Chicago a connu une baisse spectaculaire de la criminalité violente en 2025, enregistrant le nombre de meurtres le plus bas depuis 1965. Cette amélioration significative de la sécurité publique, qui contraste fortement avec les années précédentes, suscite un débat sur les facteurs qui contribuent à cette tendance.
À retenir
- Le nombre de meurtres à Chicago a chuté à 416 en 2025, le plus bas niveau depuis 1965 (395 meurtres).
- Les fusillades et les victimes par balle ont également diminué de manière significative, avec une baisse respective de 36 % et 32 % par rapport à 2024.

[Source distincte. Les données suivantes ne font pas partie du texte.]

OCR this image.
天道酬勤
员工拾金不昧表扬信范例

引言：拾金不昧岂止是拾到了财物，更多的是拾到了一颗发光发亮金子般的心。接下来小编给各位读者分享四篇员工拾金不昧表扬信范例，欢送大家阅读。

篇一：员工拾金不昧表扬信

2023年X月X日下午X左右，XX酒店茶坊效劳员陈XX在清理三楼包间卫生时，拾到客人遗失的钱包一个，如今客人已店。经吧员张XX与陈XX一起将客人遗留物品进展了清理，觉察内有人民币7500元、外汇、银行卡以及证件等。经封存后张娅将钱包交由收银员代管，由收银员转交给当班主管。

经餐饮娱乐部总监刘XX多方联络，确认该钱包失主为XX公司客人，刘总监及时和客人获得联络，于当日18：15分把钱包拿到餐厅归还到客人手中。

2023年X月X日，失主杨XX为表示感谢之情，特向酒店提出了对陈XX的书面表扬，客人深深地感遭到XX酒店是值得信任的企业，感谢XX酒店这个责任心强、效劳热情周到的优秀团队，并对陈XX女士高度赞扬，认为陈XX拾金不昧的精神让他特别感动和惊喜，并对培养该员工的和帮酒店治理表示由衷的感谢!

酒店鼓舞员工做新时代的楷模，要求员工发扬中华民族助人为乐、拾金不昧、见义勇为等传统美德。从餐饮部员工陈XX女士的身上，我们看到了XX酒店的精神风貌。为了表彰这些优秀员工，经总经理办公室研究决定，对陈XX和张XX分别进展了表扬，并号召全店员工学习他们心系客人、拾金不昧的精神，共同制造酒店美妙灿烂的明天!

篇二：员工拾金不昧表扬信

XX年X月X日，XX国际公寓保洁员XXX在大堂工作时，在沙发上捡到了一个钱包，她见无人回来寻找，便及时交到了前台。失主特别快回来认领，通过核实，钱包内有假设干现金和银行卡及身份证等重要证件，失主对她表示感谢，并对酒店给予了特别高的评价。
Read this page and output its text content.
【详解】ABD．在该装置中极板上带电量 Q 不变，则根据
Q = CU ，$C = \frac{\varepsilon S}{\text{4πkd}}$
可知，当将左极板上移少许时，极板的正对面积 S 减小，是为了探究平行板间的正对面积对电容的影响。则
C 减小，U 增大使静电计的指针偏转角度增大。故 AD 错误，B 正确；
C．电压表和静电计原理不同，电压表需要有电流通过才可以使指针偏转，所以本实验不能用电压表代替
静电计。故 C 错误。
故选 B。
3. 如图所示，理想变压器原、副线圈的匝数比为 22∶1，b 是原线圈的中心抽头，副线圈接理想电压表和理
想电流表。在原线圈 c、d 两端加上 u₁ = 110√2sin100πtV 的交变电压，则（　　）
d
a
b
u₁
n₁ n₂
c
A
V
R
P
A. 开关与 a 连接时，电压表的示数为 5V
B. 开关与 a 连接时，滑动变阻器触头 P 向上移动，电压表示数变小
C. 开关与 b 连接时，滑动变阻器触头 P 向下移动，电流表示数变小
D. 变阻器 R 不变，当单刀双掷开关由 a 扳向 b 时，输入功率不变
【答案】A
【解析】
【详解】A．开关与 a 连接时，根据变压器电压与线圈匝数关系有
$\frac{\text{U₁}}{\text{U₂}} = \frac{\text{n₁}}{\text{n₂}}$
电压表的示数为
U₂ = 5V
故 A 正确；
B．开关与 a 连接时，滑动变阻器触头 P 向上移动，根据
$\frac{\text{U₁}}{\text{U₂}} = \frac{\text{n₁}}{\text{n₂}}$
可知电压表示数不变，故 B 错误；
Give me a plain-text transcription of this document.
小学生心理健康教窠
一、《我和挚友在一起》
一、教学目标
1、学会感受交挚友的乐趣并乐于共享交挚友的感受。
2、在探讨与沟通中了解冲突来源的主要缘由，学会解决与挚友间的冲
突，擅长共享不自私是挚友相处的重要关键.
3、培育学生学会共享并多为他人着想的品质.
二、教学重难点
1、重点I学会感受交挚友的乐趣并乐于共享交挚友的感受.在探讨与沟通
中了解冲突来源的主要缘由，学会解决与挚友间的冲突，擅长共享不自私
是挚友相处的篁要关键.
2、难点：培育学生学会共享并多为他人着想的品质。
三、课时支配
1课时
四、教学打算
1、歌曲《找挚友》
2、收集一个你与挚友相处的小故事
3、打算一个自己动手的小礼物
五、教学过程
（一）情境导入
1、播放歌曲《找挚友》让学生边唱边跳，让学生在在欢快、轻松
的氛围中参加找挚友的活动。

- Les experts du Crime Lab de l’Université de Chicago soulignent qu’il est difficile d’identifier les causes exactes de cette baisse, qui semble s’inscrire dans une tendance nationale.
Contexte
Les données préliminaires de la police de Chicago, publiées le 24 janvier 2026, révèlent une amélioration notable de la situation sécuritaire. En 2025, la ville a enregistré 416 meurtres, contre 587 en 2024. Le nombre de fusillades a diminué de 2 274 en 2024 à 1 471 en 2025, tandis que le nombre de victimes par balle est passé de 2 797 à 1 847 sur la même période. Ces chiffres, bien que préliminaires et susceptibles de légères modifications, confirment une tendance à la baisse de la criminalité violente.
Le surintendant de police Larry Snelling a souligné l’importance des partenariats et de la collaboration à tous les niveaux pour expliquer cette évolution. « Nos partenariats, tout le monde travaille ensemble, à tous les niveaux, en interne au sein du département de police de Chicago, avec une direction descendante et une police axée sur le renseignement », a-t-il déclaré.
Ce qui change
La baisse de la criminalité violente à Chicago a un impact direct sur la sécurité des habitants et la qualité de vie dans la ville. Les investissements dans les programmes de prévention de la violence, l’emploi des jeunes, les services de santé mentale et comportementale, ainsi que les divisions stratégiques de la police, semblent porter leurs fruits, selon le maire Brandon Johnson. « Donc, qu’il s’agisse de partenariats ou d’investissements, c’est nécessaire. Il s’agit d’investissements dans l’emploi des jeunes, dans les services et le soutien en matière de soins de santé mentale et comportementale. Mais cela signifie également que nous devons investir dans les divisions stratégiques de la police », a-t-il affirmé.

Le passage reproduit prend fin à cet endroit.